Oh, it will be a wondrous day when our plan finally comes together! The three percent of Americans that identify themselves as non-religious SHALL RULE!

Sunglasses at Night

Posted in Music! on March 30th, 2006 by The Retropolitan

I wear my sunglasses at night so I can, so I can keep track of the visions in my eyes.

Got a problem with that?

Down the Hall

Posted in Oh The Humanity! on March 29th, 2006 by The Retropolitan

Every evening, after my apartment building’s elevator dings and the door slides to the right, I step onto the green of my hallway’s carpet. Two steps later, I pass a pea-green door marked 3G. There’s nothing inherently special about the door that makes me think about it; it’s no different than 3H or 3F, or any of the other eight or nine doors on the floor, all looking identical. The thing that makes me slow my steps every night is that there are envelopes on the doorstep.

Sometimes, the building’s superintendent leaves letters from the board in front of everyone’s door, and on occasion some mis-delivered mail will make its way to the proper recipient’s apartment. It’s not uncommon for me to find an envelope or two every month waiting for me on the floor. The thing about the mail for 3G is that there’s a lot of it, and it doesn’t move. Since about two or three months ago, it’s just built up, letters slid halfway underneath the door, piled on top of other letters and other envelopes.

I live far out in Queens, and my building is more or less chock full of old people. And not just old, but really old. I guess the advances of pushcart technology and heavily-accented profanity have vastly extended the average lifespan of Queens-dwellers, because some of the people I live with can probably remember Dracula’s bar mitzvah. That’s why I worry about the mail in front of 3G — it makes me wonder if there’s a corpse living down the hall. It’s certainly not outside the bounds of possibility.

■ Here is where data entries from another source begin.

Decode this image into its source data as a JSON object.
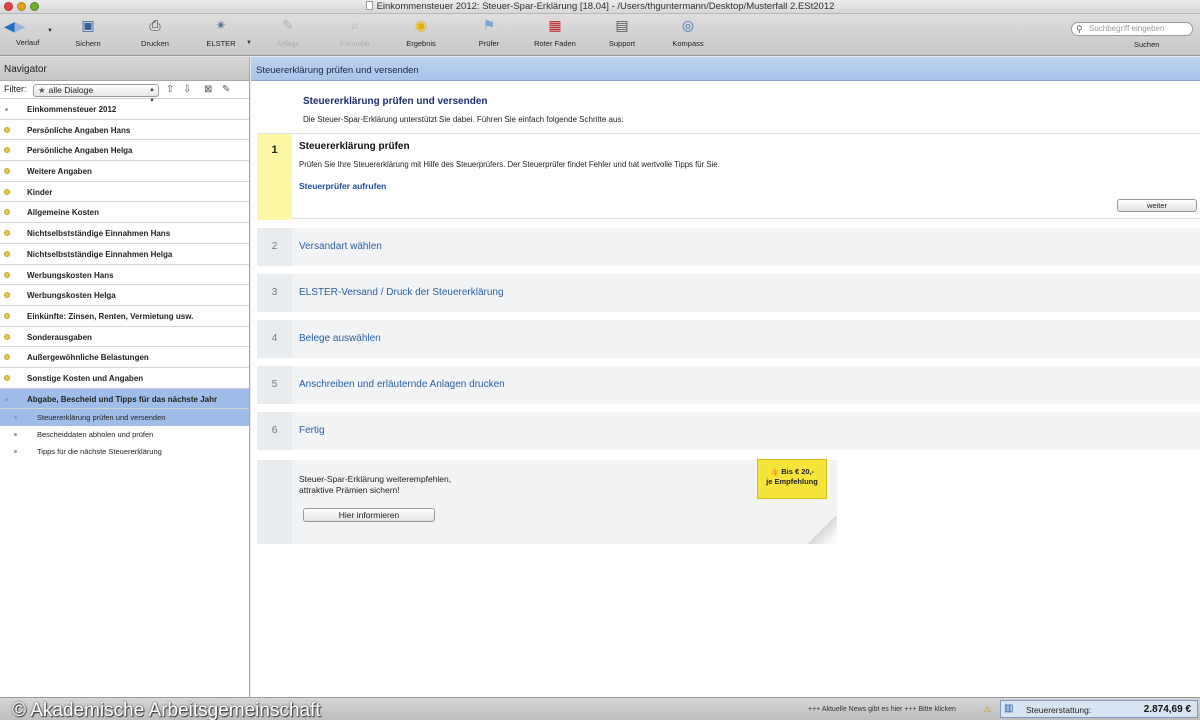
{
  "window": {
    "title": "Einkommensteuer 2012: Steuer-Spar-Erklärung [18.04] - /Users/thguntermann/Desktop/Musterfall 2.ESt2012"
  },
  "toolbar": {
    "verlauf": "Verlauf",
    "sichern": "Sichern",
    "drucken": "Drucken",
    "elster": "ELSTER",
    "anlage": "Anlage",
    "formular": "Formular",
    "ergebnis": "Ergebnis",
    "pruefer": "Prüfer",
    "roter_faden": "Roter Faden",
    "support": "Support",
    "kompass": "Kompass",
    "search_placeholder": "Suchbegriff eingeben",
    "search_label": "Suchen"
  },
  "navigator": {
    "title": "Navigator",
    "filter_label": "Filter:",
    "filter_value": "alle Dialoge",
    "items": [
      {
        "label": "Einkommensteuer 2012"
      },
      {
        "label": "Persönliche Angaben Hans"
      },
      {
        "label": "Persönliche Angaben Helga"
      },
      {
        "label": "Weitere Angaben"
      },
      {
        "label": "Kinder"
      },
      {
        "label": "Allgemeine Kosten"
      },
      {
        "label": "Nichtselbstständige Einnahmen Hans"
      },
      {
        "label": "Nichtselbstständige Einnahmen Helga"
      },
      {
        "label": "Werbungskosten Hans"
      },
      {
        "label": "Werbungskosten Helga"
      },
      {
        "label": "Einkünfte: Zinsen, Renten, Vermietung usw."
      },
      {
        "label": "Sonderausgaben"
      },
      {
        "label": "Außergewöhnliche Belastungen"
      },
      {
        "label": "Sonstige Kosten und Angaben"
      },
      {
        "label": "Abgabe, Bescheid und Tipps für das nächste Jahr"
      }
    ],
    "subitems": [
      {
        "label": "Steuererklärung prüfen und versenden"
      },
      {
        "label": "Bescheiddaten abholen und prüfen"
      },
      {
        "label": "Tipps für die nächste Steuererklärung"
      }
    ]
  },
  "content": {
    "header": "Steuererklärung prüfen und versenden",
    "intro_title": "Steuererklärung prüfen und versenden",
    "intro_text": "Die Steuer-Spar-Erklärung unterstützt Sie dabei. Führen Sie einfach folgende Schritte aus:",
    "step1": {
      "number": "1",
      "title": "Steuererklärung prüfen",
      "desc": "Prüfen Sie Ihre Steuererklärung mit Hilfe des Steuerprüfers. Der Steuerprüfer findet Fehler und hat wertvolle Tipps für Sie.",
      "link": "Steuerprüfer aufrufen",
      "button": "weiter"
    },
    "steps": [
      {
        "number": "2",
        "label": "Versandart wählen"
      },
      {
        "number": "3",
        "label": "ELSTER-Versand / Druck der Steuererklärung"
      },
      {
        "number": "4",
        "label": "Belege auswählen"
      },
      {
        "number": "5",
        "label": "Anschreiben und erläuternde Anlagen drucken"
      },
      {
        "number": "6",
        "label": "Fertig"
      }
    ],
    "promo": {
      "line1": "Steuer-Spar-Erklärung weiterempfehlen,",
      "line2": "attraktive Prämien sichern!",
      "button": "Hier informieren",
      "badge_line1": "Bis € 20,-",
      "badge_line2": "je Empfehlung"
    }
  },
  "statusbar": {
    "watermark": "© Akademische Arbeitsgemeinschaft",
    "news": "+++ Aktuelle News gibt es hier +++ Bitte klicken",
    "refund_label": "Steuererstattung:",
    "refund_amount": "2.874,69 €"
  }
}
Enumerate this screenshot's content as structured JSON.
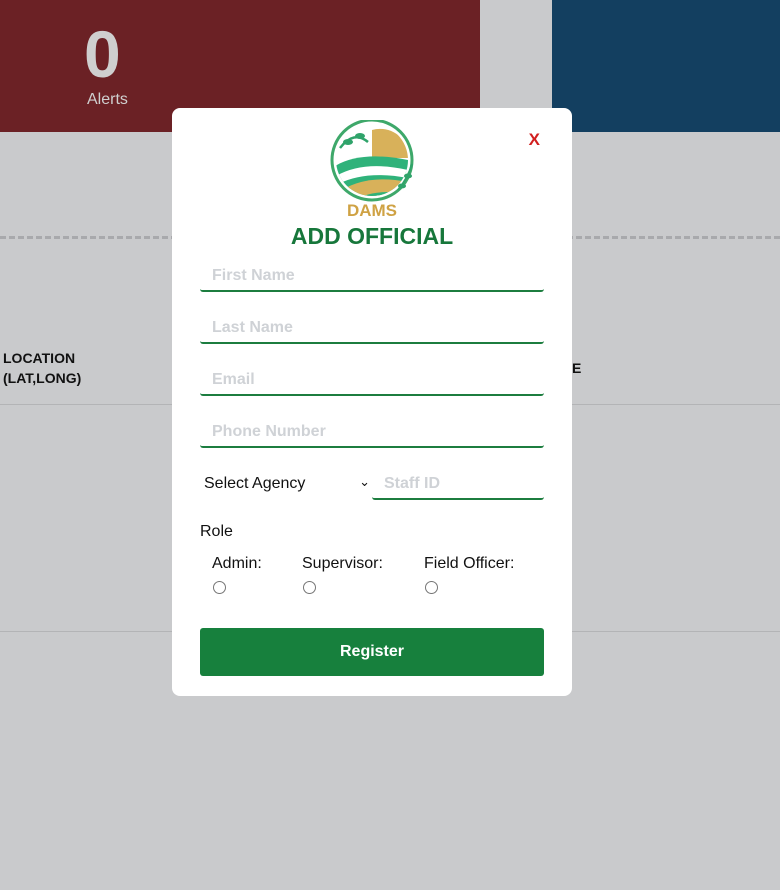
{
  "background": {
    "alerts_count": "0",
    "alerts_label": "Alerts",
    "table_header_location": "LOCATION\n(LAT,LONG)",
    "table_header_partial": "E"
  },
  "modal": {
    "close_label": "X",
    "logo_text": "DAMS",
    "title": "ADD OFFICIAL",
    "first_name_placeholder": "First Name",
    "last_name_placeholder": "Last Name",
    "email_placeholder": "Email",
    "phone_placeholder": "Phone Number",
    "agency_select": "Select Agency",
    "staff_id_placeholder": "Staff ID",
    "role_label": "Role",
    "roles": [
      "Admin:",
      "Supervisor:",
      "Field Officer:"
    ],
    "register_label": "Register"
  },
  "colors": {
    "accent_green": "#17803d",
    "title_green": "#17773b",
    "close_red": "#d21f1f",
    "logo_gold": "#cfa244"
  }
}
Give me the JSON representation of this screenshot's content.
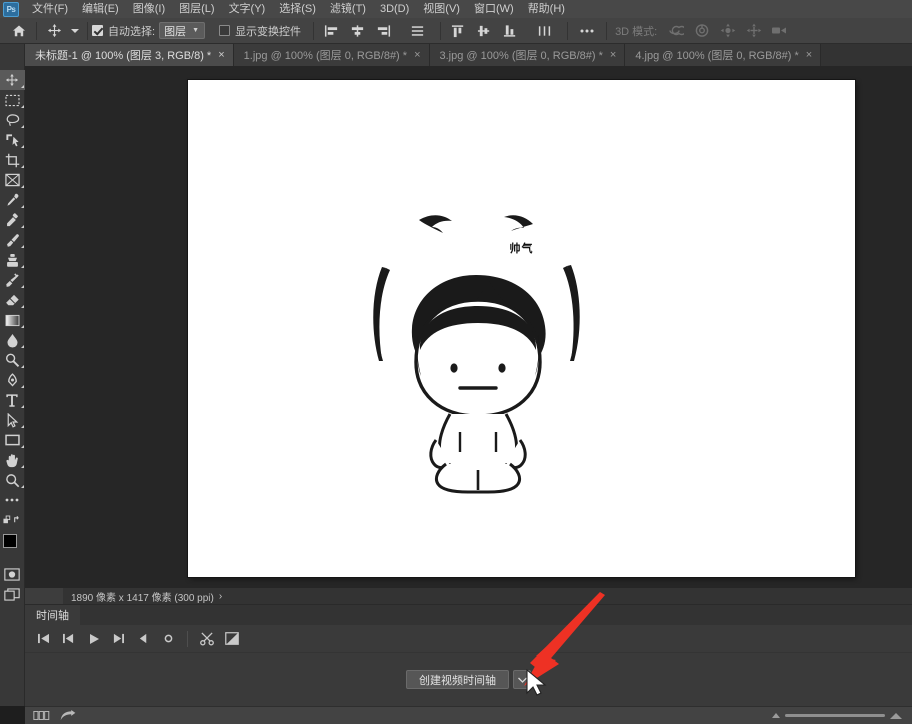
{
  "app": {
    "logo_text": "Ps",
    "logo_color": "#2d6e9e"
  },
  "menubar": {
    "items": [
      {
        "label": "文件(F)",
        "name": "menu-file"
      },
      {
        "label": "编辑(E)",
        "name": "menu-edit"
      },
      {
        "label": "图像(I)",
        "name": "menu-image"
      },
      {
        "label": "图层(L)",
        "name": "menu-layer"
      },
      {
        "label": "文字(Y)",
        "name": "menu-type"
      },
      {
        "label": "选择(S)",
        "name": "menu-select"
      },
      {
        "label": "滤镜(T)",
        "name": "menu-filter"
      },
      {
        "label": "3D(D)",
        "name": "menu-3d"
      },
      {
        "label": "视图(V)",
        "name": "menu-view"
      },
      {
        "label": "窗口(W)",
        "name": "menu-window"
      },
      {
        "label": "帮助(H)",
        "name": "menu-help"
      }
    ]
  },
  "options_bar": {
    "auto_select_label": "自动选择:",
    "auto_select_checked": true,
    "auto_select_value": "图层",
    "show_transform_label": "显示变换控件",
    "show_transform_checked": false,
    "more_label": "•••",
    "mode_3d_label": "3D 模式:"
  },
  "tabs": [
    {
      "title": "未标题-1 @ 100% (图层 3, RGB/8) *",
      "close": "×",
      "active": true
    },
    {
      "title": "1.jpg @ 100% (图层 0, RGB/8#) *",
      "close": "×",
      "active": false
    },
    {
      "title": "3.jpg @ 100% (图层 0, RGB/8#) *",
      "close": "×",
      "active": false
    },
    {
      "title": "4.jpg @ 100% (图层 0, RGB/8#) *",
      "close": "×",
      "active": false
    }
  ],
  "toolbar": {
    "tools": [
      {
        "name": "move-tool-icon",
        "selected": true
      },
      {
        "name": "rectangular-marquee-tool-icon",
        "selected": false
      },
      {
        "name": "lasso-tool-icon",
        "selected": false
      },
      {
        "name": "quick-selection-tool-icon",
        "selected": false
      },
      {
        "name": "crop-tool-icon",
        "selected": false
      },
      {
        "name": "frame-tool-icon",
        "selected": false
      },
      {
        "name": "eyedropper-tool-icon",
        "selected": false
      },
      {
        "name": "spot-healing-brush-tool-icon",
        "selected": false
      },
      {
        "name": "brush-tool-icon",
        "selected": false
      },
      {
        "name": "clone-stamp-tool-icon",
        "selected": false
      },
      {
        "name": "history-brush-tool-icon",
        "selected": false
      },
      {
        "name": "eraser-tool-icon",
        "selected": false
      },
      {
        "name": "gradient-tool-icon",
        "selected": false
      },
      {
        "name": "blur-tool-icon",
        "selected": false
      },
      {
        "name": "dodge-tool-icon",
        "selected": false
      },
      {
        "name": "pen-tool-icon",
        "selected": false
      },
      {
        "name": "horizontal-type-tool-icon",
        "selected": false
      },
      {
        "name": "path-selection-tool-icon",
        "selected": false
      },
      {
        "name": "rectangle-tool-icon",
        "selected": false
      },
      {
        "name": "hand-tool-icon",
        "selected": false
      },
      {
        "name": "zoom-tool-icon",
        "selected": false
      },
      {
        "name": "edit-toolbar-icon",
        "selected": false
      }
    ],
    "foreground_color": "#000000",
    "background_color": "#ffffff"
  },
  "canvas": {
    "artwork_text": "帅气",
    "background": "#ffffff"
  },
  "statusbar": {
    "text": "1890 像素 x 1417 像素 (300 ppi)",
    "caret": "›"
  },
  "timeline": {
    "panel_tab": "时间轴",
    "controls": [
      {
        "name": "go-to-first-frame-button"
      },
      {
        "name": "previous-frame-button"
      },
      {
        "name": "play-button"
      },
      {
        "name": "next-frame-button"
      },
      {
        "name": "audio-button"
      },
      {
        "name": "record-keyframe-button"
      },
      {
        "name": "split-at-playhead-button"
      },
      {
        "name": "transition-button"
      }
    ],
    "create_button_label": "创建视频时间轴",
    "create_caret": "⌄"
  },
  "annotation": {
    "arrow_color": "#ee3124"
  }
}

I’ve never seen anyone enter or leave apartment 3G, or ever heard anything going on inside, but that’s true for all but two or three of the residents in the hall. I’ve also never smelled anything coming from behind that doorway, which, you know, is something I think about on occasion when I shuffle by. I also occasionally think about the perhaps-deceased coming back as the vengeful undead, but I try not to because I’m not fond of explaining to my neighbors why I have to sprint to my door and nail it shut after I come home every night.

It once occurred to me that the resident might be on some kind of extended vacation, or perhaps a hospital stay, or something like that, but wouldn’t they have informed the super in that case, instead of letting bills and notices stack up? I guess the only way I’ll ever really know is to knock, and listen very, very closely. And be prepared to run, should the hungry teeth of the once-living seek my flesh.